To illustrate how to use hepfile with this example, we imagine a researcher conducting 
a census on a town. Each household in the town has some variable number of people
in it, some variable number of vehicles, and only one residence. The people, vehicles,
and residence all have different data associated with them. How would we record 
these data? Well, to first order, we might decide to record them in multiple spreadsheets or 
multiple .csv files. 

![](docs/images/household_example_spreadsheet_00_smaller.png)
![](docs/images/household_example_spreadsheet_01_smaller.png)
![](docs/images/household_example_spreadsheet_02_smaller.png)

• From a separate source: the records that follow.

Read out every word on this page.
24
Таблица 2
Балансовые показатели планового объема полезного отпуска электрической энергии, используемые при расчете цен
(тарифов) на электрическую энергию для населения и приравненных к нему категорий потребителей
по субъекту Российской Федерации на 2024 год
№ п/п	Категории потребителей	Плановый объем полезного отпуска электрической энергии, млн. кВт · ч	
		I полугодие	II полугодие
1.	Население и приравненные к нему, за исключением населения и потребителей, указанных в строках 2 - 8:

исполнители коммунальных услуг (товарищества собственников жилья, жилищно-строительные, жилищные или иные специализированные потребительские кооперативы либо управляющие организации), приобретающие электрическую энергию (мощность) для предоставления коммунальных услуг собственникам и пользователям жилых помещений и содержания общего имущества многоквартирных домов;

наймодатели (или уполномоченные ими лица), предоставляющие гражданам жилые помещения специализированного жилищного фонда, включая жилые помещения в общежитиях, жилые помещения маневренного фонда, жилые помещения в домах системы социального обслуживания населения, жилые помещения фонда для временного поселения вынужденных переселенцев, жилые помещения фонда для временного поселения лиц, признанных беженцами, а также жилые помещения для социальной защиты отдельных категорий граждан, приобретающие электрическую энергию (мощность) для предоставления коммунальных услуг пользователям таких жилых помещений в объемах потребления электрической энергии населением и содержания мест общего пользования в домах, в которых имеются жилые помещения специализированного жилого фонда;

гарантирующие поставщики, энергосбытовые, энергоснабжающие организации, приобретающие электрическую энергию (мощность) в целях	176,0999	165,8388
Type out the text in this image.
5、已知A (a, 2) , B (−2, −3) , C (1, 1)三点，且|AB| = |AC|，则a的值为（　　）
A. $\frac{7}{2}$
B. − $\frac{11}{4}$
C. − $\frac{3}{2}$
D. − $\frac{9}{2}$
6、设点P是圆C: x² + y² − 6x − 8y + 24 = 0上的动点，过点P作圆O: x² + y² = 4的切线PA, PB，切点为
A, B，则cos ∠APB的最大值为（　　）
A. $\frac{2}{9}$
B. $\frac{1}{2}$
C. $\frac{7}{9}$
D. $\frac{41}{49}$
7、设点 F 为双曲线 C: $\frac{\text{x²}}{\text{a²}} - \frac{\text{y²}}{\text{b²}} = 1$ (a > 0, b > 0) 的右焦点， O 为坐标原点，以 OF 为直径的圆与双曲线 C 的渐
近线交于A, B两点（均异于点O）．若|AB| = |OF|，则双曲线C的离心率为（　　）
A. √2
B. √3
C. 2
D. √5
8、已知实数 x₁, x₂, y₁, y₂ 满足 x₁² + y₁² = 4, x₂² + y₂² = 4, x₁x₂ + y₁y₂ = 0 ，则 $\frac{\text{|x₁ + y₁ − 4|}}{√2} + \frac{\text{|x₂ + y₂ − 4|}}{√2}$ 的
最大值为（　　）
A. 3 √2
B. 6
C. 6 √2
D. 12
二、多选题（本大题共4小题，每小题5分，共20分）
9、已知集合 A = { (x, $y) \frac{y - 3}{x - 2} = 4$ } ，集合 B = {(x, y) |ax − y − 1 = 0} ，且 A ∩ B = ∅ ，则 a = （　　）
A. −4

One could also imagine this data stored in a database with each of the csv files as tables.
But the goal is to keep all of this data in one file, so that it is easier for someone to
do analysis. For example, someone might want to know the average number of people per bedroom,
in the homes. Or the average number of vehicles as a function of combined ages of the household
residents. If we have 3 separate files, this is more difficult to work with. What we want is one
file and a way to extract information, collected by *household*.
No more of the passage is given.